Layanan konseling kelompok merupakan sarana siswa mendapatkan kesempatan untuk menyelesaikan permasalahannya melalui dinamika kelompok. Manfaat konseling kelompok salah satunya menumbuhkan rasa kemandirian pada diri siswa dan menciptakan ketrampilan siswa dalam menyelesaikan masalah yang dialaminya.

c.       Dinamika kelompok dalam konseling kelompok
Menurut pandangan Darwin Cartwright dalam Winkel (2004: 599) dapat ditunjukkan implikasi beberapa implikasi dari dinamika kelompok. Dinamika kelompok yaitu rasa keterikatan yang kuat terhadap kelompok, daya tarik kegiatan kelompok bagi masing-masing anggota, relevansi dari sikap, pandangan dan perilaku yang akan diubah bagi semua anggota kelompok, penghargaan dari anggota yang satu terhadap yang lain. Sehingga semua sumbangan pikiran dan perasaan diakui dan diterima. Kesempatan bersama mengenai tuntutan untuk merubah diri dan kearah mana perubahan ini harus diusahakan.
Menurut Prayitno (1995: 32) Peranan anggota kelompok yang hendaknya dimainkan oleh anggota kelompok agar dinamika kelompok benar-benar dapat diwujudkan seperti yang diharapkan, adalah: membantu terbinanya suasana keakraban dalam hubungan antar anggota kelompok, mencurahkan segenap perasaan untuk melibatkan diri dalam kegiatan kelompok, berusaha agar apa yang dilakukannya dapat membantu tercapainya tujuan bersama, membantu tersusunnya aturan kelompok dan berusaha mematuhinya dengan baik dan membantu orang lain..
Menurut Prayitno (1995: 22) faktor-faktor yang mempengaruhi kualitas kelompok antara lain: 
1) Tujuan dan kegiatan kelompok.2).

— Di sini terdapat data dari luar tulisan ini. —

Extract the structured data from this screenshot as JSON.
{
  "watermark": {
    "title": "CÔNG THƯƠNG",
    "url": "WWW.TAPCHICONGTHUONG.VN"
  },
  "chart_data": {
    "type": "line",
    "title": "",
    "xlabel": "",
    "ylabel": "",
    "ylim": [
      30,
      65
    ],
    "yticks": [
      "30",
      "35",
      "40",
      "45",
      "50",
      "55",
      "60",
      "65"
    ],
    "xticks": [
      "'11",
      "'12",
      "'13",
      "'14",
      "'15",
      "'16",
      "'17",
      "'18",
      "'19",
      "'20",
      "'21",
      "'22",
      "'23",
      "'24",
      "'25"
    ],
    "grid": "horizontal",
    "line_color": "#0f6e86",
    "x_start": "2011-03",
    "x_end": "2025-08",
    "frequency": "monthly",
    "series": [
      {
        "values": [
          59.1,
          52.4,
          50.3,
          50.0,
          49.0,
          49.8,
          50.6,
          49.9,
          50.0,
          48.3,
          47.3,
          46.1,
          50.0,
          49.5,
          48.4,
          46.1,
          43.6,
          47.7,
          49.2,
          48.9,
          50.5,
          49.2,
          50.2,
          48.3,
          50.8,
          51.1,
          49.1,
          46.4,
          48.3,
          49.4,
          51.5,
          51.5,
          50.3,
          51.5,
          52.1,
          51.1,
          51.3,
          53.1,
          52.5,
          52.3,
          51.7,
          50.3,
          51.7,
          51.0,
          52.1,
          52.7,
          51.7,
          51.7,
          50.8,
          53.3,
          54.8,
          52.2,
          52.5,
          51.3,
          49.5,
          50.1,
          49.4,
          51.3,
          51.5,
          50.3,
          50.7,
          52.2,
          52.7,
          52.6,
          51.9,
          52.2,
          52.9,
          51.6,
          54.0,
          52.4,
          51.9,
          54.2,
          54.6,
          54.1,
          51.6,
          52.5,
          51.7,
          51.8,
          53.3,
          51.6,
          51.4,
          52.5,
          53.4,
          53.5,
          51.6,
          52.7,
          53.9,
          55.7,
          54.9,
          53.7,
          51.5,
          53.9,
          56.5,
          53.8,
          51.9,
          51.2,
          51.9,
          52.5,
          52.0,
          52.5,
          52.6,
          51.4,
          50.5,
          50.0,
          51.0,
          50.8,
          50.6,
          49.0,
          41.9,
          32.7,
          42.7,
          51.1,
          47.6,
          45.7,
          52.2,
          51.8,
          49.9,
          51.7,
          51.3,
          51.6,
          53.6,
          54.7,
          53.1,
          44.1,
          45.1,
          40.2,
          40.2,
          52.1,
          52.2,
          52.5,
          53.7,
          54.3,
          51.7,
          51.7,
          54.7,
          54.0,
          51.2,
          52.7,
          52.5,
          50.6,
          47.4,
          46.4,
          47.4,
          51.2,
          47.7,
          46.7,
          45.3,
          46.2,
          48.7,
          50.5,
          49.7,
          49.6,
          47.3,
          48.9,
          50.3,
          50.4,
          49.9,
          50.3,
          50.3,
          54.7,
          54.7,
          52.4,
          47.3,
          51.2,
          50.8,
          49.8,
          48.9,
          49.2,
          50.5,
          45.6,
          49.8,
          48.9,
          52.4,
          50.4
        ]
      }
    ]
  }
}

Jumlah anggota.3). Kualitas masing-masing pribadi anggota kelompok.4). Kedudukan kelompok.5). Kemampuan kelompok dalam memenuhi kebutuhan anggota kelompok untuk saling berhubungan sebagai kawan, kebutuhan akan rasa aman, kebutuhan akan bantuan moral dan sebagainya.
Secara khusus dinamika kelompok dapat dimanfaatkan untuk memecahkan masalah pribadi para anggota kelompok, yaitu apabila interaksi dalam kelompok itu difokuskan pada pemecahan masalah pribadi yang dimaksudkan. Dalam suasana seperti ini melalui dinamika kelompok yang berkembang masing-masing anggota kelompok akan menyumbang baik secara langsung maupun tidak langsung dalam pemecahan masalah pribajdi tersebut Prayitno (1995: 24). 

2.   Prestasi belajar
a.       Pengertian belajar
              Prestasi belajar tidak dapat dipisahkan dari berbuatan belajar, karena belajar merupakan suatu proses, sedangkan prestasi belajar adalah hasil dari proses pembelajaran tersebut.
Bagi seorang siswa belajar merupakan suatu kewajiban. Berhasil atau tidaknya seorang siswa dalam pendidikan tergantung pada proses belajar yang dialami oleh siswa tersebut.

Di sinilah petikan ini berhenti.